Strategic Behavioral Transformations in Immersive Collaborative Virtual Environments
Jeremy Bailenson, Stanford Communication Dept
Seminar on People, Computers, and Design
Stanford University September 26, 2003
Over time, our mode of remote communication has evolved from written letters to telephones, email, internet chat rooms, and videoconferences. Similarly, collaborative virtual environments (CVEs) promise to further change the nature of remote interaction. CVEs are systems which track verbal and nonverbal signals of multiple interactants and render those signals onto avatars, three-dimensional, digital representations of people in a shared digital space. In this talk, I describe a series of projects that explore the manners in which CVEs can qualitatively change the nature of remote communication. Unlike telephone conversations and videoconferences, interactants in CVEs have the ability to systematically filter the physical appearance and behavioral actions of their avatars in the eyes of their conversational partners, amplifying or suppressing features and nonverbal signals in real-time for strategic purposes. These transformations can have a drastic impact on interactants' persuasive and instructional abilities. Furthermore, using CVEs, behavioral researchers can use this mismatch between performed and perceived behavior as a tool to examine complex patterns of nonverbal behavior with nearly perfect experimental control and great precision. Implications for communications systems, marketing strategies, and behavioral science research will be discussed..

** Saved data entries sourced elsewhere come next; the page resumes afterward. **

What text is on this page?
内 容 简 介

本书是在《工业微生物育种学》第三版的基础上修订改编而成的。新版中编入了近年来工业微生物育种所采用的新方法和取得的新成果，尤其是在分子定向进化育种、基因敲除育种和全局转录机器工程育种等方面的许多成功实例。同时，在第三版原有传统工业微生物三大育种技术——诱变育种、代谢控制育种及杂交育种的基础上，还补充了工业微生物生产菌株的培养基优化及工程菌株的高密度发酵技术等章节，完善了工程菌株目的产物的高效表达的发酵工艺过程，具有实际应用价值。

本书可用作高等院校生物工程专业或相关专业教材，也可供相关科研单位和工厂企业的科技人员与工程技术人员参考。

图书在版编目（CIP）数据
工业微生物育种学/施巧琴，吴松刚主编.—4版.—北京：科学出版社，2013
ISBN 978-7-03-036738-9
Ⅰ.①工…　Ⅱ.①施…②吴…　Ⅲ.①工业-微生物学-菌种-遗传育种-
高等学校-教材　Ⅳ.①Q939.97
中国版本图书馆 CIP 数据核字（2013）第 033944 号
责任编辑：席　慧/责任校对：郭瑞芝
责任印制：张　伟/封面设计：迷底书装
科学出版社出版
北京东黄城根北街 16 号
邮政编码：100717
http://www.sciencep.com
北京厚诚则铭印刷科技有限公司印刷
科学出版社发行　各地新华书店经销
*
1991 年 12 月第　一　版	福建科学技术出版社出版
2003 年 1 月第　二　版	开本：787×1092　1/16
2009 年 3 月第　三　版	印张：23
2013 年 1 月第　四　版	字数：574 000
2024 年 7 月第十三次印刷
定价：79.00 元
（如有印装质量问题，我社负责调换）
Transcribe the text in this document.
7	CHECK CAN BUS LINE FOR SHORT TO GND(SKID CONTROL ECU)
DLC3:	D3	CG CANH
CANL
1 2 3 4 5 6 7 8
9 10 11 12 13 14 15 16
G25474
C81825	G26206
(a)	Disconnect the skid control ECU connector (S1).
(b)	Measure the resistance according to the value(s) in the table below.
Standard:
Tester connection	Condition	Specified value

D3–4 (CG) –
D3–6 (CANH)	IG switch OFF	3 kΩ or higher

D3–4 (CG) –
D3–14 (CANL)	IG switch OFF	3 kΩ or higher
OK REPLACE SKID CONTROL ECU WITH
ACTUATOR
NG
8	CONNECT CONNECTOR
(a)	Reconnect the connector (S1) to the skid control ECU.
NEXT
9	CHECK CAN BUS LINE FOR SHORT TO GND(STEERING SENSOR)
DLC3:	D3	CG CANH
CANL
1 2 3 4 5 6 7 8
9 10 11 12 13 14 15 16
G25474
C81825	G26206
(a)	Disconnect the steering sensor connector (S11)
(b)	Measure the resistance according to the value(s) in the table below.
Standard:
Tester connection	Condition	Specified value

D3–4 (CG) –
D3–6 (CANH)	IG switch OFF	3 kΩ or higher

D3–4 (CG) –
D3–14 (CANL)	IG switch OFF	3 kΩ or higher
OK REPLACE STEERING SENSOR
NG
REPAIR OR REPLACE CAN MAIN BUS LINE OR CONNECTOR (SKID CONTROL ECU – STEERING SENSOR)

Jeremy Bailenson received his Ph.D. in Cognitive Psychology from Northwestern University in 2000, where he developed a mathematical model of persuasive argumentation as well as studied cultural differences in reasoning and categorization. For the next four years he worked as a Post-Doctoral Fellow in the Research Center for Virtual Environments and Behavior at the University of California, Santa Barbara, studying nonverbal behavior in Immersive Virtual Reality (IVR). Currently, he is an assistant professor in the Department of Communication at Stanford University. His research is funded by the National Science Foundation.